Он окрыленно подумал, что после этого разговора у него начнётся другая жизнь. Его наверняка заберут из тоскливого, провонявшего лекарствами лазарета, признают своим и примут в ряды вохры, накормят, переоденут в форму, присвоят специальное звание – сержанта, к примеру, а то и, бери выше, лейтенанта дадут, у него же «верхнее» образование всё-таки, а это не хухры-мухры, офицерский чин полагается. И берегись тогда, бригадир с дубьём! Лейтенант Богомолов тебе, суке, лично именную тачку вручит, самую тяжёлую, объёмом с полкуба, чтоб колесо заржавленное непременно, некрутящееся и некатящееся…

– Согласен выполнить любое ваше задание! – сел, скрипнув пружинами койки, Иван Михайлович.

Старший лейтенант одобрительно посмотрел на него:

– Вы в партии состояли?

– В какой? – брякнул писатель, а потом спохватился: какая же может быть, по понятиям этого чекиста, партия, кроме ВКП (б): – Нет, – с сожалением качнул он травмированной головой. – По возрасту не успел. Перестройка, знаете ли, грянула, всё посыпалось. А вот комсомольцем был.

– Хорошо, – серьёзно кивнул опер. – А раз так, то должны помнить: комсомолец всегда, при любых обстоятельствах, должен оставаться надёжным помощником партии! Бывших комсомольцев, как и коммунистов, не бывает. И вам, комсомолец Богомолов, в этих непростых, прямо скажем, тяжёлых условиях партия поручает задание особой важности.
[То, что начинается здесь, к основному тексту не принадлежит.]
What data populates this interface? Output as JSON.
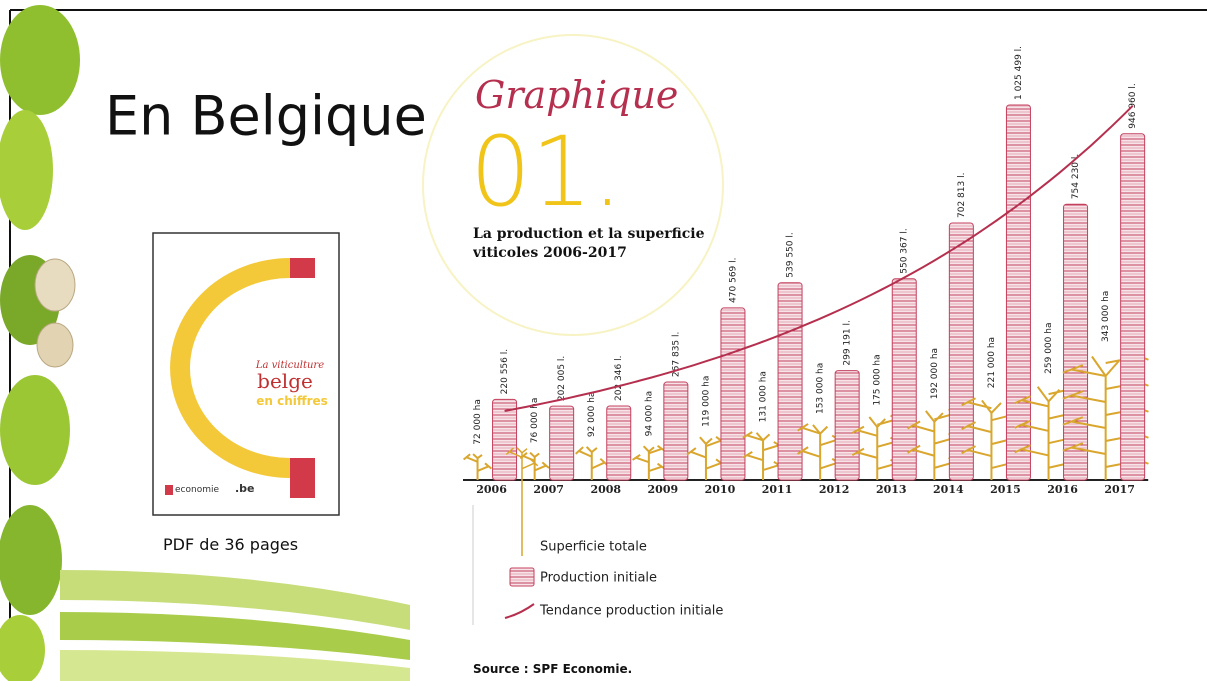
{
  "slide": {
    "title": "En Belgique",
    "caption": "PDF de 36 pages",
    "cover": {
      "line1": "La viticulture",
      "line2": "belge",
      "line3": "en chiffres",
      "brand": "economie",
      "domain": ".be"
    }
  },
  "chart_data": {
    "type": "bar",
    "title": "Graphique",
    "number": "01.",
    "subtitle": "La production et la superficie viticoles 2006-2017",
    "categories": [
      "2006",
      "2007",
      "2008",
      "2009",
      "2010",
      "2011",
      "2012",
      "2013",
      "2014",
      "2015",
      "2016",
      "2017"
    ],
    "series": [
      {
        "name": "Superficie totale",
        "color": "#d9a62e",
        "values": [
          72000,
          76000,
          92000,
          94000,
          119000,
          131000,
          153000,
          175000,
          192000,
          221000,
          259000,
          343000
        ],
        "value_labels": [
          "72 000 ha",
          "76 000 ha",
          "92 000 ha",
          "94 000 ha",
          "119 000 ha",
          "131 000 ha",
          "153 000 ha",
          "175 000 ha",
          "192 000 ha",
          "221 000 ha",
          "259 000 ha",
          "343 000 ha"
        ]
      },
      {
        "name": "Production initiale",
        "color": "#c4405e",
        "values": [
          220556,
          202005,
          202346,
          267835,
          470569,
          539550,
          299191,
          550367,
          702813,
          1025499,
          754230,
          946960
        ],
        "value_labels": [
          "220 556 l.",
          "202 005 l.",
          "202 346 l.",
          "267 835 l.",
          "470 569 l.",
          "539 550 l.",
          "299 191 l.",
          "550 367 l.",
          "702 813 l.",
          "1 025 499 l.",
          "754 230 l.",
          "946 960 l."
        ]
      }
    ],
    "trend": {
      "name": "Tendance production initiale",
      "color": "#b5304f"
    },
    "source": "Source : SPF Economie."
  }
}
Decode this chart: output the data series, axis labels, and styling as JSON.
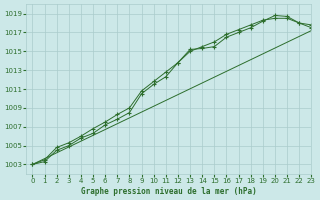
{
  "bg_color": "#cce8e8",
  "grid_color": "#aacccc",
  "line_color": "#2d6e2d",
  "title": "Graphe pression niveau de la mer (hPa)",
  "xlim": [
    -0.5,
    23
  ],
  "ylim": [
    1002.0,
    1020.0
  ],
  "xticks": [
    0,
    1,
    2,
    3,
    4,
    5,
    6,
    7,
    8,
    9,
    10,
    11,
    12,
    13,
    14,
    15,
    16,
    17,
    18,
    19,
    20,
    21,
    22,
    23
  ],
  "yticks": [
    1003,
    1005,
    1007,
    1009,
    1011,
    1013,
    1015,
    1017,
    1019
  ],
  "series1_x": [
    0,
    1,
    2,
    3,
    4,
    5,
    6,
    7,
    8,
    9,
    10,
    11,
    12,
    13,
    14,
    15,
    16,
    17,
    18,
    19,
    20,
    21,
    22,
    23
  ],
  "series1_y": [
    1003.0,
    1003.3,
    1004.5,
    1005.0,
    1005.8,
    1006.3,
    1007.2,
    1007.8,
    1008.5,
    1010.5,
    1011.5,
    1012.3,
    1013.8,
    1015.2,
    1015.3,
    1015.5,
    1016.5,
    1017.0,
    1017.5,
    1018.2,
    1018.8,
    1018.7,
    1018.0,
    1017.8
  ],
  "series2_x": [
    0,
    1,
    2,
    3,
    4,
    5,
    6,
    7,
    8,
    9,
    10,
    11,
    12,
    13,
    14,
    15,
    16,
    17,
    18,
    19,
    20,
    21,
    22,
    23
  ],
  "series2_y": [
    1003.0,
    1003.5,
    1004.8,
    1005.3,
    1006.0,
    1006.8,
    1007.5,
    1008.3,
    1009.0,
    1010.8,
    1011.8,
    1012.8,
    1013.8,
    1015.0,
    1015.5,
    1016.0,
    1016.8,
    1017.3,
    1017.8,
    1018.3,
    1018.5,
    1018.5,
    1018.0,
    1017.5
  ],
  "series3_x": [
    0,
    23
  ],
  "series3_y": [
    1003.0,
    1017.2
  ]
}
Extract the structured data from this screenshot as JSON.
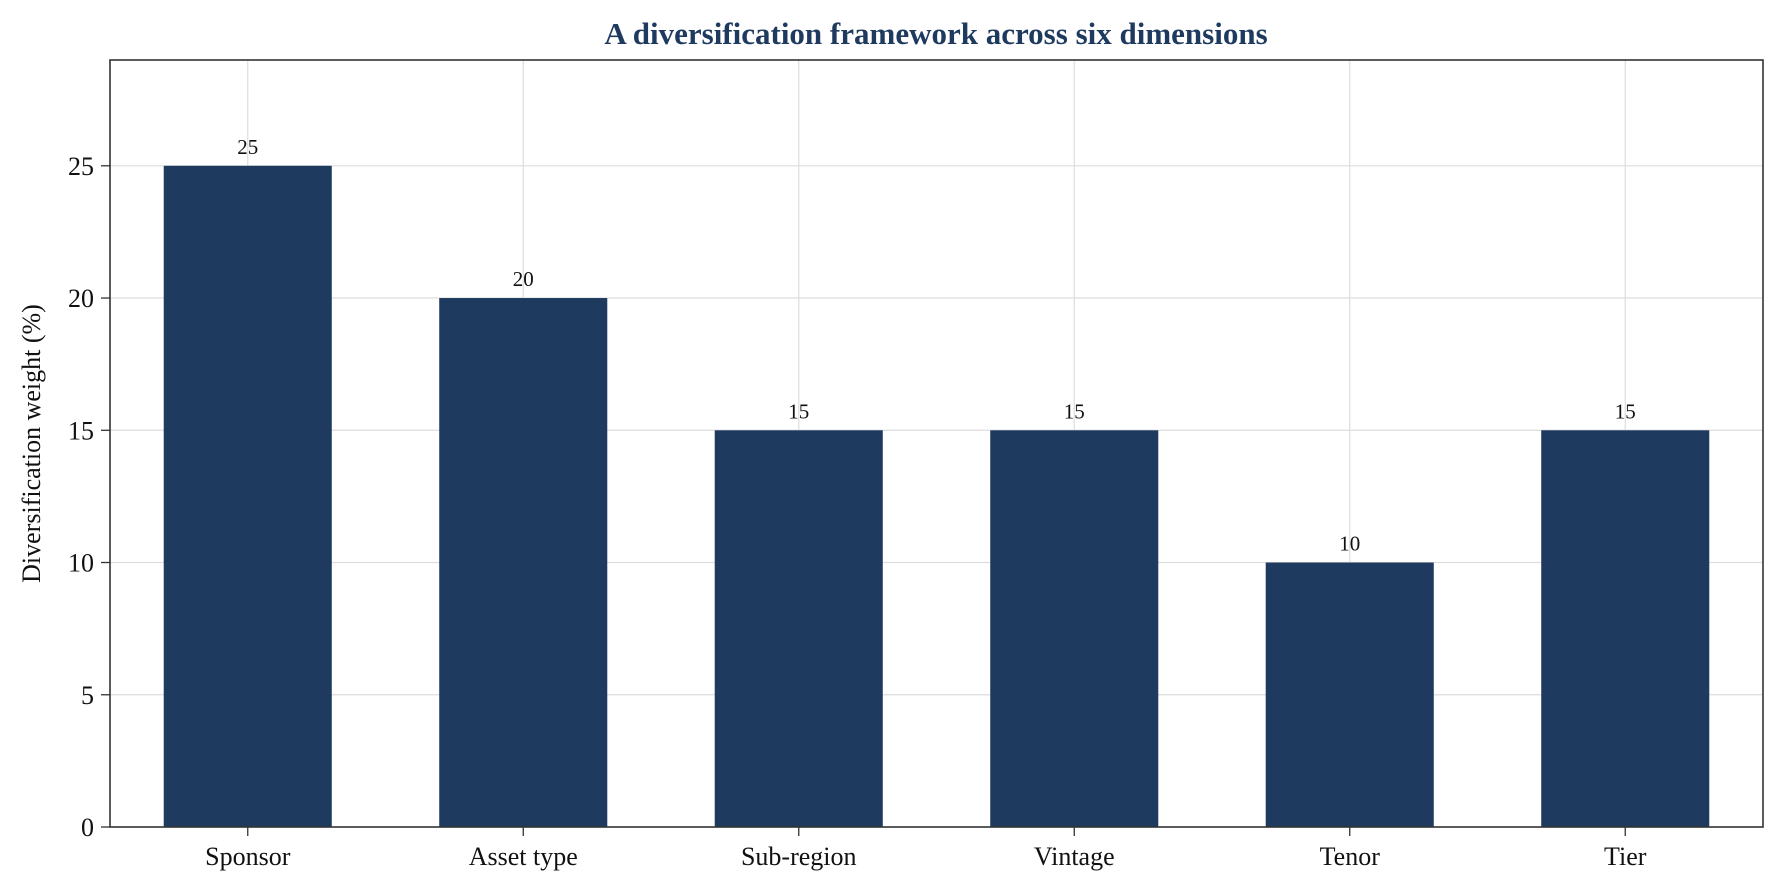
{
  "chart_data": {
    "type": "bar",
    "title": "A diversification framework across six dimensions",
    "xlabel": "",
    "ylabel": "Diversification weight (%)",
    "categories": [
      "Sponsor",
      "Asset type",
      "Sub-region",
      "Vintage",
      "Tenor",
      "Tier"
    ],
    "values": [
      25,
      20,
      15,
      15,
      10,
      15
    ],
    "data_labels": [
      "25",
      "20",
      "15",
      "15",
      "10",
      "15"
    ],
    "ylim": [
      0,
      29
    ],
    "yticks": [
      0,
      5,
      10,
      15,
      20,
      25
    ],
    "grid": true,
    "legend": "none",
    "colors": {
      "bar": "#1f3a5f",
      "title": "#1f3a5f",
      "grid": "#dddddd",
      "axis": "#333333"
    }
  }
}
Помните, как в Великую Отечественную войну наши разведчики проникали глубоко в тыл врага, работали в подполье, внедрялись в структуры вермахта и собирали ценную для советского правительства информацию? Вот и вам, Иван Михайлович, предстоит в качестве глубоко законспирированного агента, нашего секретного сотрудника, жить и работать среди заключённых. Вы будете собирать интересующую нас информацию и сообщать нам о процессах, происходящих в бригаде, своевременно сигнализировать о подрывной деятельности отдельных осуждённых, о фактах антисоветской агитации и пропаганды, случаях саботажа, членовредительства, готовящихся побегах и преступлениях…

– Пристукнут они меня, – обречённо понурился писатель, надежды которого вырваться из барачного ада развеялись, как утренний туман над болотом. – Да и работать на карьере я не смогу. И раньше еле управлялся с тачкой, а теперь… – потрогал он демонстративно повязку на голове, – тем более…

– С трудоустройством мы порешаем, – обнадёжил его старший лейтенант. – Жить будете в бараке, а работать – в библиотеке. У нас там как раз вакансия есть. Для писателя. Да, вот ещё. Небольшая формальность. – Он извлёк из блокнота сложенный вдвое листок с машинописным текстом и протянул Богомолов.

– Что это? – щурясь, силился рассмотреть сливающиеся строчки Иван Михайлович. После удара по голове у него помутилось в глазах, да так до сих пор и не прояснилось до конца.

– Соглашение о сотрудничестве с оперчастью. Дело в том, что, как негласный агент, вы будете получать от нас дополнительное вознаграждение – продукты питания, чай, махорку за каждое ценное сообщение. Но, как говорил Ильич, во всяком деле – главное, учёт и контроль. Вот, распишитесь здесь, – вручил он листок Богомолову.

Тот царапнул завитушку рядом с галочкой в нижней части страницы.

– Порядок, – мельком глянув на его подпись, кивнул оперативник и спрятал бумагу в блокнот. Взамен откуда-то из недр карманов галифе он вытащил целую, запечатанную пачку махры. – Вот, возьмите аванс. Табак здесь самая ходовая валюта, что угодно выменять можно. Жду от вас сообщений.

Богомолов взял махорку и, повертев в руках, спрятал за пазуху. А потом неожиданно для себя сказал:

– У меня есть одно сообщение. Заключённый нашей бригады по кличке Гриб религиозный культ отправляет. А тетрадку с молитвами на себе в потайном кармане робы прячет…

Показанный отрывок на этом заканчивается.